A study by Population Foundation of India titled “Returns on investments in Adolescent Reproductive and Sexual Health in Rajasthan”, estimates that in order to meet the unmet need for sexual and reproductive health care services, the state government would have to provide contraceptives to an additional 2,53,165 users (adolescents) and comprehensive abortion care services to 75,000 users over the next five years (2021-2025) at an estimated cost of Rs 412 million.
The benefit-cost ratio from such investments is about 3:1, i.e., Rs 100 invested to meet adolescents’ unmet need for contraceptives will result in a return of Rs 300, indicating a very high value for money from this investment. Potential health gains from these interventions could avert 1,45,696 unwanted pregnancies, 1,46,838 unwanted births, 14,043 unsafe abortions and deaths of more than 7,000 infants and 300 pregnant women between 2021 and 2025 in Rajasthan.
Going forward, there is an urgent need to place adolescents at the center of government policies, investments and interventions.
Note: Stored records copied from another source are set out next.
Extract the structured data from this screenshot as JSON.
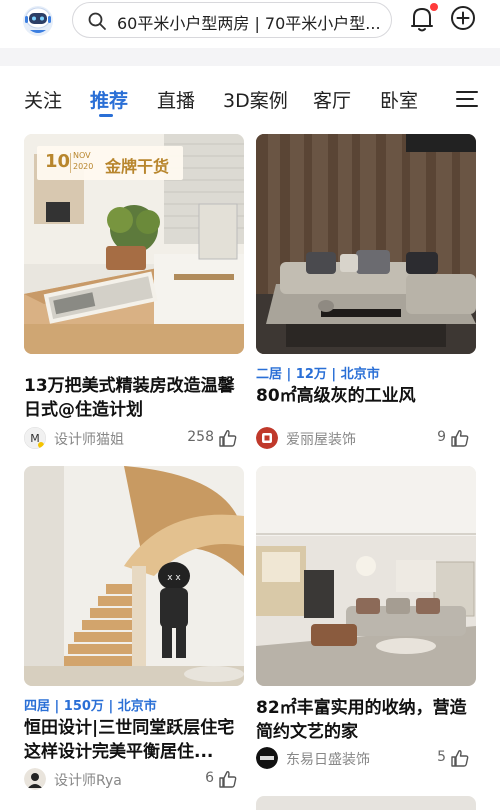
{
  "header": {
    "search_query": "60平米小户型两房 | 70平米小户型...",
    "notification_badge": true
  },
  "tabs": [
    {
      "label": "关注",
      "active": false
    },
    {
      "label": "推荐",
      "active": true
    },
    {
      "label": "直播",
      "active": false
    },
    {
      "label": "3D案例",
      "active": false
    },
    {
      "label": "客厅",
      "active": false
    },
    {
      "label": "卧室",
      "active": false
    }
  ],
  "cards": [
    {
      "badge": {
        "day": "10",
        "month": "NOV",
        "year": "2020",
        "text": "金牌干货"
      },
      "tagline": "",
      "title": "13万把美式精装房改造温馨日式@住造计划",
      "author": "设计师猫姐",
      "likes": "258"
    },
    {
      "tagline": "二居 | 12万 | 北京市",
      "title": "80㎡高级灰的工业风",
      "author": "爱丽屋装饰",
      "likes": "9"
    },
    {
      "tagline": "四居 | 150万 | 北京市",
      "title": "恒田设计|三世同堂跃层住宅 这样设计完美平衡居住...",
      "author": "设计师Rya",
      "likes": "6"
    },
    {
      "tagline": "",
      "title": "82㎡丰富实用的收纳，营造简约文艺的家",
      "author": "东易日盛装饰",
      "likes": "5"
    }
  ],
  "colors": {
    "accent": "#2a6fd6",
    "badge_gold": "#b8862d",
    "notification": "#ff3b3b"
  }
}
Convergence between ministries of health, education, women and child development, youth and sports affairs, labour and employment, social justice and empowerment, rural development and Panchayati Raj is critical for ensuring a holistic approach to reaching every young person in the country on a range of issues impacting them.
For India to achieve its development goals, greater investments in young people’s health and well-being must be a priority.
Poonam Muttreja is the executive director of Population Foundation of India. J Pratheeba is a health economist at the Population Foundation of India.